Establish the Kernelized SVM Model

We will train a kernelized SVM to see how well PolynomialCountSketch is approximating the performance of the kernel.

from sklearn.svm import SVC

## Train a kernelized SVM
ksvm = SVC(C=500.0, kernel="poly", degree=4, coef0=0, gamma=1.0)
ksvm.fit(X_train, y_train)
ksvm_score = 100 * ksvm.score(X_test, y_test)

## Print the accuracy of the kernelized SVM
print(f"Kernel-SVM score on raw features: {ksvm_score:.2f}%")

Compare the Results

We will plot the results of the different methods against their training times to compare their performance.

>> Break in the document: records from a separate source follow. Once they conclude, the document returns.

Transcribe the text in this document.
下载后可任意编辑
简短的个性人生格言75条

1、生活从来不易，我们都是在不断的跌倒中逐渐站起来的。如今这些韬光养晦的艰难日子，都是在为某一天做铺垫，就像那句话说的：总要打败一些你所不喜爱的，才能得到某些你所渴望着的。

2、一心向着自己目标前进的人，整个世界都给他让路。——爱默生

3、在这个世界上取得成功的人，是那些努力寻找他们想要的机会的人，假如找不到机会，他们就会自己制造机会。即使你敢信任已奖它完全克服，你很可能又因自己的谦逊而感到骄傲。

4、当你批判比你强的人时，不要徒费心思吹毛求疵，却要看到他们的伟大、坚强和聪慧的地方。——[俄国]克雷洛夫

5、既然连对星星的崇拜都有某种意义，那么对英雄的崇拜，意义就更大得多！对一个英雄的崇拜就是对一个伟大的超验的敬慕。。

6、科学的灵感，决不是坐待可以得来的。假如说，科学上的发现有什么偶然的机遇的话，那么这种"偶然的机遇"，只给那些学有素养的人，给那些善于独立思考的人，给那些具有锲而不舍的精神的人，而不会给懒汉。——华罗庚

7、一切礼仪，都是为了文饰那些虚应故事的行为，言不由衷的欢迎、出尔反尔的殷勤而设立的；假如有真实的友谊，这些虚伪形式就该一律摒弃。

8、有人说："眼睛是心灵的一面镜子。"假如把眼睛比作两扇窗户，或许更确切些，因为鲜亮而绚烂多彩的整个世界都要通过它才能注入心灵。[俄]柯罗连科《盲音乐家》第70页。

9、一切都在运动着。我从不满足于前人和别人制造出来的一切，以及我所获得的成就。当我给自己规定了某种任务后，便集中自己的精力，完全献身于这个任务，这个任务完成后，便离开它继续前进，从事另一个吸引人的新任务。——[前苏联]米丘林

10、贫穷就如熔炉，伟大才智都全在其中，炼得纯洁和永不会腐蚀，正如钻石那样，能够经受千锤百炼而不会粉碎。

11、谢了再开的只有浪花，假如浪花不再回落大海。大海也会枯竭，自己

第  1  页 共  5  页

import matplotlib.pyplot as plt

## Plot the results of the different methods
fig, ax = plt.subplots(figsize=(7, 7))
ax.scatter(
    [
        lsvm_time,
    ],
    [
        lsvm_score,
    ],
    label="Linear SVM",
    c="green",
    marker="^",
)

for n_components in N_COMPONENTS:
    ax.scatter(
        [
            results[f"LSVM + PS({n_components})"]["time"],
        ],
        [
            results[f"LSVM + PS({n_components})"]["score"],
        ],
        c="blue",
    )
    ax.annotate(
        f"n_comp.={n_components}",
        (
            results[f"LSVM + PS({n_components})"]["time"],
            results[f"LSVM + PS({n_components})"]["score"],
        ),
        xytext=(-30, 10),
        textcoords="offset pixels",
    )

ax.scatter(
    [
        ksvm_time,
    ],
    [
        ksvm_score,
    ],
    label="Kernel SVM",
    c="red",
    marker="x",
)

ax.set_xlabel("Training time (s)")
ax.set_ylabel("Accuracy (%)")
ax.legend()
plt.show()

Summary

This lab demonstrated how to use polynomial kernel approximation in scikit-learn to efficiently generate polynomial kernel feature-space approximations. We applied this technique to the Covtype dataset, transforming it into a binary classification problem and training linear classifiers that approximate the accuracy of kernelized ones. We also compared the performance of the different methods and plotted the results against their training times.